Dans les prochaines années, le pays devrait devenir la 5e puissance économique mondiale. Totalement réceptif aux étrangers, il est y facile de se créer un espace et développer son entreprise.
Les deux conseils que je donne sont :
- Soyez accompagnés : les partenaires sont nombreux, ils connaissent le pays et ses acteurs. Le Brésil est un pays complexe qui nécessite un accompagnement.
- Investissez : une stratégie ambitieuse nécessite de l’investissement.
- Quel est l’écosystème de Bpifrance au Brésil ?
Le Brésil est considéré par les équipes de Bpifrance comme un pays prioritaire pour 2022. Nos équipes ont déjà signé des dossiers de crédit export sur la zone et un déplacement est prévu pour échanger avec les acteurs publics et privés clés à la fin de l’année.

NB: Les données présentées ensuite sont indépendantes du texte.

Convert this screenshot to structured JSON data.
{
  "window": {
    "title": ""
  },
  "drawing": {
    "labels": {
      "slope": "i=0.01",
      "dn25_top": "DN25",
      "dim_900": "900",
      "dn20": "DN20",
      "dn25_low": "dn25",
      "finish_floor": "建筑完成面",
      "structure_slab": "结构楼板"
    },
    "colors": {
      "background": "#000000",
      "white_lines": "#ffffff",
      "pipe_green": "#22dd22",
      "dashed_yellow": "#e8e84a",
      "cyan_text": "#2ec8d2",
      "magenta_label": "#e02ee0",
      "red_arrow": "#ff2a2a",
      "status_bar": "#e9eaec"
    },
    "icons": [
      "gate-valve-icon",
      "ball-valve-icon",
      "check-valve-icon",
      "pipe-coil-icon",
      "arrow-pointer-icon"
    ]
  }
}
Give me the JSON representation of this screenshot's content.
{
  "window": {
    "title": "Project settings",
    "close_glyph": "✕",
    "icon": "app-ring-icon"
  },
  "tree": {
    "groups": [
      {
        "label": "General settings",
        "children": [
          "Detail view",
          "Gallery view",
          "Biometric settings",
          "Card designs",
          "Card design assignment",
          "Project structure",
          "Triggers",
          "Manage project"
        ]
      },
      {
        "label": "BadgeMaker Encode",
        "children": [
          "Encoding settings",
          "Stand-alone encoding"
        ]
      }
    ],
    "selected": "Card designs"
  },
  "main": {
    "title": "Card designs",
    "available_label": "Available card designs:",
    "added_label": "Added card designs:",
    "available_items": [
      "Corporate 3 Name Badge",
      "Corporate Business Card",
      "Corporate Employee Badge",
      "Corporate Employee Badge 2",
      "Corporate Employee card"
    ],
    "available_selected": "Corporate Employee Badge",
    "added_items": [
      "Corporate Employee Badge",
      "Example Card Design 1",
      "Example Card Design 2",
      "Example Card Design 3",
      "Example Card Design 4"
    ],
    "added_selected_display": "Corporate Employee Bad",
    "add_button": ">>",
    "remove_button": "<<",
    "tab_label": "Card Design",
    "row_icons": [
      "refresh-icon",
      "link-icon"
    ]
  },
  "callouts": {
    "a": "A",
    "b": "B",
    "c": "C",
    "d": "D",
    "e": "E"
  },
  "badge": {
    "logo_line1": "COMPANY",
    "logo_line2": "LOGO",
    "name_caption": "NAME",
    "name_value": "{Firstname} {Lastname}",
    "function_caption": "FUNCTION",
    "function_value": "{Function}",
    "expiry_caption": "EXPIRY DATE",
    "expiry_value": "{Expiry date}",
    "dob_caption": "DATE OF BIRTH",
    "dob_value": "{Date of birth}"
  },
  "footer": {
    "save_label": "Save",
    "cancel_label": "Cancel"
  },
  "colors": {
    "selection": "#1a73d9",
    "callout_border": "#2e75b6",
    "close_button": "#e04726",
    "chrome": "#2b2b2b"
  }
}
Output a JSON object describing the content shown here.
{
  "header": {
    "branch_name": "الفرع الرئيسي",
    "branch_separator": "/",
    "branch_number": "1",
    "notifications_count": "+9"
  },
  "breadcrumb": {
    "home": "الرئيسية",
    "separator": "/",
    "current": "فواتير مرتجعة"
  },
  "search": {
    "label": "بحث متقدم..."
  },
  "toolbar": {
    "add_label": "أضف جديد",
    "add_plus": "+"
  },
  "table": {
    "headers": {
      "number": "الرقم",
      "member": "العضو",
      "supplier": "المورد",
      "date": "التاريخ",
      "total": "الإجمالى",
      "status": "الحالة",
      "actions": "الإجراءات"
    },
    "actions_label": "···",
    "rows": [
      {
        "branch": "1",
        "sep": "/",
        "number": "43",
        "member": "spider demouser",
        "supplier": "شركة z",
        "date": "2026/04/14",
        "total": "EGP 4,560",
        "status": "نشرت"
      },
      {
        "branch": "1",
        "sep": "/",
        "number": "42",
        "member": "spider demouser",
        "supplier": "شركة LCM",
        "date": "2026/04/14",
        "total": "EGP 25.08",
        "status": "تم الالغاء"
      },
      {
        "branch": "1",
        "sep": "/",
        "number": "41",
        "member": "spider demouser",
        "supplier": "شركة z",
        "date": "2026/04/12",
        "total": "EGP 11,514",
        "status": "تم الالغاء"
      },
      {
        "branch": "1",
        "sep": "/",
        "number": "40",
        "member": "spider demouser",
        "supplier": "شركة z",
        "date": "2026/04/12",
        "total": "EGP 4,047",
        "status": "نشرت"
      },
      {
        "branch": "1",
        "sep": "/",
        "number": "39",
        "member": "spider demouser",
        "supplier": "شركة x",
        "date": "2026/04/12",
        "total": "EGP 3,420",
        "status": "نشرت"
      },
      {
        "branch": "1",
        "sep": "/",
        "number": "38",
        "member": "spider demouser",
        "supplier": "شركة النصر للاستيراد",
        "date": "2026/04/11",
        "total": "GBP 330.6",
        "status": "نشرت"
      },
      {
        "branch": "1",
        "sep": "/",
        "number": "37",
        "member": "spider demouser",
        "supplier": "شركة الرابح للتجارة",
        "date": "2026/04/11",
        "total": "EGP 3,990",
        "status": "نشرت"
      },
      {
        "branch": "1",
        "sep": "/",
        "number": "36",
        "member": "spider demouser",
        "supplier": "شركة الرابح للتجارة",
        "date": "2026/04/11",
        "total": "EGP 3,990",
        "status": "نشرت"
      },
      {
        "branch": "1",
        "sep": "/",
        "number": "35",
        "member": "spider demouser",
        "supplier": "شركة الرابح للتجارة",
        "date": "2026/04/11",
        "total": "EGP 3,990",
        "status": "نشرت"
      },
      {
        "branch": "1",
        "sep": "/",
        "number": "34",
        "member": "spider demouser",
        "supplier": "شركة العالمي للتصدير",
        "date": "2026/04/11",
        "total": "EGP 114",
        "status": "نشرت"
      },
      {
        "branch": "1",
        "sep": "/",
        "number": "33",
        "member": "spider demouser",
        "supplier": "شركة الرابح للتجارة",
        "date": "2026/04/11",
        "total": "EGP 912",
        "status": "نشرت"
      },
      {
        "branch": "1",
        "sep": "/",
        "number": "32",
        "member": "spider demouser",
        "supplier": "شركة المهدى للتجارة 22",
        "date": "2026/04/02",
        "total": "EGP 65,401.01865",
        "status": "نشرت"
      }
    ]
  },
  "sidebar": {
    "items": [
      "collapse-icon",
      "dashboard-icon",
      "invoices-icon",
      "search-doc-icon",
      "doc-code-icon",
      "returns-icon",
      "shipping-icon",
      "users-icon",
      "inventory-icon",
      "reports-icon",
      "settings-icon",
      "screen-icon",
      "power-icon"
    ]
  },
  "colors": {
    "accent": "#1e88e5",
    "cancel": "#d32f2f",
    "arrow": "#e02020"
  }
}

En effet, le Brésil possède d’abondantes ressources naturelles et une économie relativement diversifiée. Avec plus de 600 entreprises françaises employant plus de 500 000 brésiliens, le pays est le premier producteur mondial de café, de canne à sucre et d’oranges, et l’un des plus grands producteurs mondiaux de soja. Le pays attire également de nombreux groupes multinationaux dans les industries de l’alimentation et des biocarburants. Il est, en outre, notre premier partenaire commercial en Amérique latine et la deuxième destination des investissements français parmi les pays émergents en termes de stock, au coude-à-coude avec la Chine.
- Quelles sont les ambitions stratégiques de Bpifrance sur le volet de l’export d’ici 2023 pour l’AMLAT ?
Bpifrance désire accentuer son action sur zone en maintenant la croissance de son activité.
La zone est en pleine croissance, des opportunités sont nées et nous souhaitons que nos entreprises les transforment. Les entreprises latinos sont demandeuses d’échanges et de partenariats. Beaucoup de pays transforment leur outil industriel et sont en recherche de nouveaux process et de nouvelles technologies.
- Comment anticiper les bouleversements politique de la zone (exemple du Brésil) ?
Nous proposons une gamme de produits large qui permet aux entreprises de se couvrir sur les risques rencontrés dans leur développement à l’international. L’assurance-crédit permet ainsi de favoriser les exportations françaises en couvrant les différents risques à l’export. Elle est ainsi destinée aux exportateurs français de toute taille, pour toute la durée de leur contrat, de l’appel d’offre au dernier paiement et couvre les risques politiques et commerciaux. L’assurance prospection les accompagne sur les risques de coûts liés à la prospection et dernier exemple l’assurance change leur permet de rendre des propositions commerciales en devises étrangères. Ce dernier sujet est particulièrement important dans la zone qui a vécu des variations très importantes ces derniers mois.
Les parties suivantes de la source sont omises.